City University academic James Sung said the warning is a sign Tung and his team must mend their leadership errors before it is too late.

"Actually this has also shown that Hu's tolerance of the Tung government has reached its limit," he said.

"Beijing has done a lot in the past to try to help Tung resolve his governance crises, such as the veto of universal suffrage in 2007-08, the offer of the Cepa bilateral trade pact and the individual travel scheme, but Tung's governance is still a mess.

"I believe Hu is trying to exert public pressure on Tung and his team by giving them a public dressing-down. He wants to make his stance clear to all Hong Kong people and let them monitor the government altogether."

Tung, however, was in a clear minority in interpreting Hu's remarks positively, saying the president was only expressing hope the SAR government and its principal officials can perform better.

"It was not a dressing down," Tung said. "In fact, the president affirmed the work that we have done. And it is quite natural I would imagine that in any place this would happen, the president or the leader of a nation would express the hope and desire of what they would expect the team to be doing."

Nonetheless, Hu's remarks come at a time when the government is grappling with the last-minute collapse of the Link listing and the HK$40 billion West Kowloon project.

In his three-point lecture, Hu told Tung and his cabinet to improve their performance and stick to "people-based" governance.

"I hope everyone will seriously reflect on what Hong Kong has gone through in the past seven years while implementing `one country, two systems', draw conclusions from its experience and examine its inadequacies, as well as continue raising its administrative competence and standard of its governance," Hu said.

"I hope everyone will bear in mind Hong Kong's overall long-term interests, and the interests of the country, to strengthen unity and co- operation, to work together with one heart and to be supportive of each other," he added as Tung and his grim- faced cabinet stood listening.

Hu also made it clear the government should "stick to the people-based principle in pushing for economic development, improving governance and maintaining social stability". Hu, however, acknowledged that Hong Kong's development is headed in the right direction. "The central government has affirmed your work," he said.

His reprimand came in stark contrast to repeated praise for Macau's chief executive. Hu pointed out that Macau had overcome the Asian financial crisis, Sars and other challenges and showcased an economic and political success story under Ho's leadership.

Hong Kong and Macau Affairs Office deputy director Chen Zuo'er expanded on Hu's remarks, saying the president hoped the overall community will "treasure" its hard-won opportunities and better handle problems.
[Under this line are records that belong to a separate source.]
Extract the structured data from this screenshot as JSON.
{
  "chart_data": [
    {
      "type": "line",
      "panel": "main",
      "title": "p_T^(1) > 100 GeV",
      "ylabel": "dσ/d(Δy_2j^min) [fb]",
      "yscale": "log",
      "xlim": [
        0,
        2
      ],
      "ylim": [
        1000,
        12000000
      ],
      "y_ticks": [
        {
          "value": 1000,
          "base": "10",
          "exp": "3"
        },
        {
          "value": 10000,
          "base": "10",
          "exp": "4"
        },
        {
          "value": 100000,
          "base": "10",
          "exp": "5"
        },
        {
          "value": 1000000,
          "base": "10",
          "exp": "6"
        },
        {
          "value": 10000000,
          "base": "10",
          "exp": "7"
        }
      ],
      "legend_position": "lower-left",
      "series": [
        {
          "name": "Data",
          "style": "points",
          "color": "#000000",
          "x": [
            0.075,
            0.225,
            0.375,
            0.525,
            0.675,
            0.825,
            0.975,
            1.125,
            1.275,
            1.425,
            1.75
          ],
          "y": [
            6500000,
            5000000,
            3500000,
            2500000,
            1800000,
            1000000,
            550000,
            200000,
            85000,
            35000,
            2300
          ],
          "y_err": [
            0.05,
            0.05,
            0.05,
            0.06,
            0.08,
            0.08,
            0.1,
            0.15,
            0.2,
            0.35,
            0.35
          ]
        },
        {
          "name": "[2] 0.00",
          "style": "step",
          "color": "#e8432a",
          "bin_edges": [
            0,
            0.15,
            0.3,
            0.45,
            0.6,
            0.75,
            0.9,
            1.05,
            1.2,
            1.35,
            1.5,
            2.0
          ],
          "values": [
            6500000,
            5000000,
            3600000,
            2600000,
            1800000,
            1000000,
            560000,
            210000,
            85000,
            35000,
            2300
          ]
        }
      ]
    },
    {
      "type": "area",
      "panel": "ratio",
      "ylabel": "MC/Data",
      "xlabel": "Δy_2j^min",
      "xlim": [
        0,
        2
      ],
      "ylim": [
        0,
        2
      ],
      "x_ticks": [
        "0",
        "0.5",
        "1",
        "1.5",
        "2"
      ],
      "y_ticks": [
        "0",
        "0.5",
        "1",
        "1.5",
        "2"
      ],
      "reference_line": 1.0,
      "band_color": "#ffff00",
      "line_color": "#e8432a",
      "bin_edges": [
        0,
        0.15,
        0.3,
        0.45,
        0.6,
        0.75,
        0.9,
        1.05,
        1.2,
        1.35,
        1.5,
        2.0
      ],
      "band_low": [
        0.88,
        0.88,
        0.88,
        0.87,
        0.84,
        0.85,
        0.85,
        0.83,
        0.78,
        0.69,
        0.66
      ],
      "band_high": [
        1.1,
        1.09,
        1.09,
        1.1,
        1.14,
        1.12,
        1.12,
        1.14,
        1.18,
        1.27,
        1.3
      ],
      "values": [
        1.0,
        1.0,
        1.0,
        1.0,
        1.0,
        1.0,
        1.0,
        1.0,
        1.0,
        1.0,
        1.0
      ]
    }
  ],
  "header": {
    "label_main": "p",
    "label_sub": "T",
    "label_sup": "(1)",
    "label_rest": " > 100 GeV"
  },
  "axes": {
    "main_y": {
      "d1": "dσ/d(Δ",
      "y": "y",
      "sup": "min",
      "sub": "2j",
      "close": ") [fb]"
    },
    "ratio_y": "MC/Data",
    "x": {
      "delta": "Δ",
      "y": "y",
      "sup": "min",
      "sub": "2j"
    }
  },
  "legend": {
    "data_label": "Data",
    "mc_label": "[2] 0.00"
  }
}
Tung sought to put the best face on Hu's criticism, saying people should interpret his remarks positively.

"Hong Kong is a diversified society. Whenever there is a new policy, there must be different opinions. This is very natural. Therefore, there is no governance crisis," he said in Hong Kong later on Monday. He said he will take heed of Hu's advice and try to improve his performance.

"We had a very good meeting. He was very supportive of the work we have been doing and he thought that the development in Hong Kong was positive. I feel that President Hu's advice is important. We will make every effort to do a better job."

Sung of City University warned that time is running out for Tung and his cabinet to get things right. He said Chief Secretary for Administration Donald Tsang should try to make use of the last opportunity to restore the government's credibility by handling the controversial West Kowloon project carefully. There is rising public suspicion it is being railroaded into the hands of Hong Kong's powerful developers.

"Hu has reminded Tung that his administration has failed to gain a good grasp of public opinion, resulting in a lot of policy blunders," Sung said.